Docker OnePassword Secrets Plugin

This project provides a Docker plugin to use OnePassword as a secrets provider. It allows Docker containers to securely access secrets stored in OnePassword. The plugin uses the OnePassword Connect API to retrieve secrets and provide them to Docker containers.

Prerequisites

• OnePassword (Obviously)
• Docker swarm mode (for using Docker secrets⁠)

Configuration

The plugin can be configured using the following environment variables:

• OP_CONNECT_HOST: The OnePassword Connect (hostdefault: http://localhost:8080)
• OP_CONNECT_TOKEN: The OnePassword Connect token
• OP_VAULT_NAME: The OnePassword vault used for secrets (default: docker)

Installation

1. Set up the OnePassword Connect and Sync services using Docker Compose, follow the instructions in the OnePassword Connect documentation⁠.
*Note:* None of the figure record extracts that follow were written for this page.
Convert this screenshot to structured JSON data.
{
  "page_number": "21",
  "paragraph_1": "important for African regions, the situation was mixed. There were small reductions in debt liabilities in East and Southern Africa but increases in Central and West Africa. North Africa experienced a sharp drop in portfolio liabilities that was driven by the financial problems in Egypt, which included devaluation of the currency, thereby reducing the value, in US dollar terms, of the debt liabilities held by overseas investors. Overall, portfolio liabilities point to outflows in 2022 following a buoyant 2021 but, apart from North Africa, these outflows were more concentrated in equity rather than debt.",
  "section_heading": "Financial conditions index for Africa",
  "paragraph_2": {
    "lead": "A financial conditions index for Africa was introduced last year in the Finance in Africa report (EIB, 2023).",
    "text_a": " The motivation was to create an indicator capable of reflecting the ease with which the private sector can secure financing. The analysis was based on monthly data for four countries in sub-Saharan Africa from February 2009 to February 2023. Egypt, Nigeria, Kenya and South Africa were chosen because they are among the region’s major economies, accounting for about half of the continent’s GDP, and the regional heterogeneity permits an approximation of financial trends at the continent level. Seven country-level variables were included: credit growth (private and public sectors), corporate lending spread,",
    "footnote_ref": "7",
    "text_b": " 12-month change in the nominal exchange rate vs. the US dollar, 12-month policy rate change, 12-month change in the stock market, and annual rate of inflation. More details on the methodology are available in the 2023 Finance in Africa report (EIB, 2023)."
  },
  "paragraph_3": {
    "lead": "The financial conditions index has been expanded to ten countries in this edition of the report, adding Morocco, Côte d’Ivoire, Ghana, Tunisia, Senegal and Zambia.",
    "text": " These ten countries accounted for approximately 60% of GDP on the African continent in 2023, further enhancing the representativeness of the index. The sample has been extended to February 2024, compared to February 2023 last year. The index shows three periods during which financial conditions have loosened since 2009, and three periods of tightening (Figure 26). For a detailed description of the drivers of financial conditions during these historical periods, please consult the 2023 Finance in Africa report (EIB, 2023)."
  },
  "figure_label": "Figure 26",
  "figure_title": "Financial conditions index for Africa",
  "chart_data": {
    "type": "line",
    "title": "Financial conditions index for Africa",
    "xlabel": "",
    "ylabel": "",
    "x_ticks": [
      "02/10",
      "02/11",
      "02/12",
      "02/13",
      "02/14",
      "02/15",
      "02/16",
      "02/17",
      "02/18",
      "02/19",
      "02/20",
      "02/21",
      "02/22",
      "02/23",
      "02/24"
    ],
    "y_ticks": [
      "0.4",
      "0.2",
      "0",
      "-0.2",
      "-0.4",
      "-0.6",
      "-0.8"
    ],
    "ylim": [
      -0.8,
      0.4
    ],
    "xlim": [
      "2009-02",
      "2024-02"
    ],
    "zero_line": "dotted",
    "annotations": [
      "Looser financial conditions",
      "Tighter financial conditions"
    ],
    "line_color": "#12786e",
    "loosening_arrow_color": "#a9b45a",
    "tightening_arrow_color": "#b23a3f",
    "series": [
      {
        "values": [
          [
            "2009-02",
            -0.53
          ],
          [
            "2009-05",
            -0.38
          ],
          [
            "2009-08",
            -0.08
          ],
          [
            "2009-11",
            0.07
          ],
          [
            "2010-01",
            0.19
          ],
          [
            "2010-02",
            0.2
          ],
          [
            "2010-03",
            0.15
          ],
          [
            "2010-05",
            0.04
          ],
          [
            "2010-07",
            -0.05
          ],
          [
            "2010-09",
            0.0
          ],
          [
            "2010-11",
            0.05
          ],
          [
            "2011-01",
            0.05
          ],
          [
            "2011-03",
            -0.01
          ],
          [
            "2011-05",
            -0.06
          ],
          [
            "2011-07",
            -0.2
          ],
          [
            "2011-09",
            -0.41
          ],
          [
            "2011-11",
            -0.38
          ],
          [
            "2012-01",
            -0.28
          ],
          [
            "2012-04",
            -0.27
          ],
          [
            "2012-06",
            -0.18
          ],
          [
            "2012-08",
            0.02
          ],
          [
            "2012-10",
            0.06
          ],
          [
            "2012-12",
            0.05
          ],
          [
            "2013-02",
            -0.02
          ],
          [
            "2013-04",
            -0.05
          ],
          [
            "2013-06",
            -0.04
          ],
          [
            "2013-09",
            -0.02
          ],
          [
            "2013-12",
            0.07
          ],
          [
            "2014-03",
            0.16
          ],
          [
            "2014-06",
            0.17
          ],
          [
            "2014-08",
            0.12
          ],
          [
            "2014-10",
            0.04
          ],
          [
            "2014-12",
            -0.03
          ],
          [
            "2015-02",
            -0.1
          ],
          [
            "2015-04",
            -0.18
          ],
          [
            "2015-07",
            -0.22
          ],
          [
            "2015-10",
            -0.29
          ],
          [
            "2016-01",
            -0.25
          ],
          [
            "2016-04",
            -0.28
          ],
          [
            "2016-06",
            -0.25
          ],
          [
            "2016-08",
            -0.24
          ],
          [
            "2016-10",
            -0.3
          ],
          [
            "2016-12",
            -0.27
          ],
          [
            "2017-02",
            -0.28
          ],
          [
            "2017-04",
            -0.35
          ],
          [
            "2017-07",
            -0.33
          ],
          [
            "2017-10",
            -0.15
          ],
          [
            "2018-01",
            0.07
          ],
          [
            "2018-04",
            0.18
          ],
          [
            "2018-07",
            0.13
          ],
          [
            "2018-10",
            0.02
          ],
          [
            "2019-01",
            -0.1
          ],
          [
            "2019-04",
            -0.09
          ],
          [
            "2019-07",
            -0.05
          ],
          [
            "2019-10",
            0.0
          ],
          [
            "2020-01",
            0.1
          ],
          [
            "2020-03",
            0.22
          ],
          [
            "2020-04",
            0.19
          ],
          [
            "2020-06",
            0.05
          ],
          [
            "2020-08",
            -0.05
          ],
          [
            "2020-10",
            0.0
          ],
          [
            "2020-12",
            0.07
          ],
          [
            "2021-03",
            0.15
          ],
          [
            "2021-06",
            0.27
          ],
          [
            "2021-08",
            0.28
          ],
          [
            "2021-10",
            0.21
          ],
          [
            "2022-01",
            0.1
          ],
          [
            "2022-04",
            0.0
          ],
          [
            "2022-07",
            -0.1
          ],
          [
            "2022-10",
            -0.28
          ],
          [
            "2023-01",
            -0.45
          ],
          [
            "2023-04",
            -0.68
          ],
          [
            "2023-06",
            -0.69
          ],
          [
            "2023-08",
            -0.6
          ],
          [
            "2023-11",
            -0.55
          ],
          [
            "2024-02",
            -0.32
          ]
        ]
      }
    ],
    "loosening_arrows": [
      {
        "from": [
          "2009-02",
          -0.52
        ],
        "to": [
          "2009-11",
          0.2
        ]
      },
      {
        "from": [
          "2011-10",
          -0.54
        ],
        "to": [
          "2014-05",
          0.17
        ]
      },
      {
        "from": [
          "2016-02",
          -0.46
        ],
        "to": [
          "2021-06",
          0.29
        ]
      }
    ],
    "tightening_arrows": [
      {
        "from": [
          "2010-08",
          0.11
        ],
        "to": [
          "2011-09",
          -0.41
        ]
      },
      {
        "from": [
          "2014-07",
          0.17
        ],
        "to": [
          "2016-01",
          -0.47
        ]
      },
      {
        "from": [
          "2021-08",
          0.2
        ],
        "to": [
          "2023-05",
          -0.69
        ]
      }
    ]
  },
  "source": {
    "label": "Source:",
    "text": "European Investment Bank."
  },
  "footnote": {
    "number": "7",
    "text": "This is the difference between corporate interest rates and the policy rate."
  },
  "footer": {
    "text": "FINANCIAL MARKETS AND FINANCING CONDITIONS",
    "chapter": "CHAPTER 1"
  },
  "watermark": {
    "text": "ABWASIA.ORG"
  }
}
   docker-compose up -d # There is a docker-compose.yml file in the root of this repository
   

   Copy

2. Install the plugin

   docker plugin install mrmarble/opsd:latest OP_CONNECT_HOST=<one password connect api host> OP_CONNECT_TOKEN=<your_token> OP_VAULT_NAME=<vault where secrets are stored>
   

   Copy

Usage

1. Create a secret in OnePassword

   op item create --category=password --title=my-app-secrets --vault=docker 'MY_SECRET[password]=supersecretpassword'
   

   Copy

2. Create a Docker secret using the plugin

   docker secret create --driver mrmarble/opsd:latest -l item=my-app-secrets MY_SECRET
   

   Copy

3. Use the secret in a service

   docker service create --secret MY_SECRET --name my-app my-app-image
   

   Copy

License

This project is licensed under the MIT License. See the LICENSE file for details.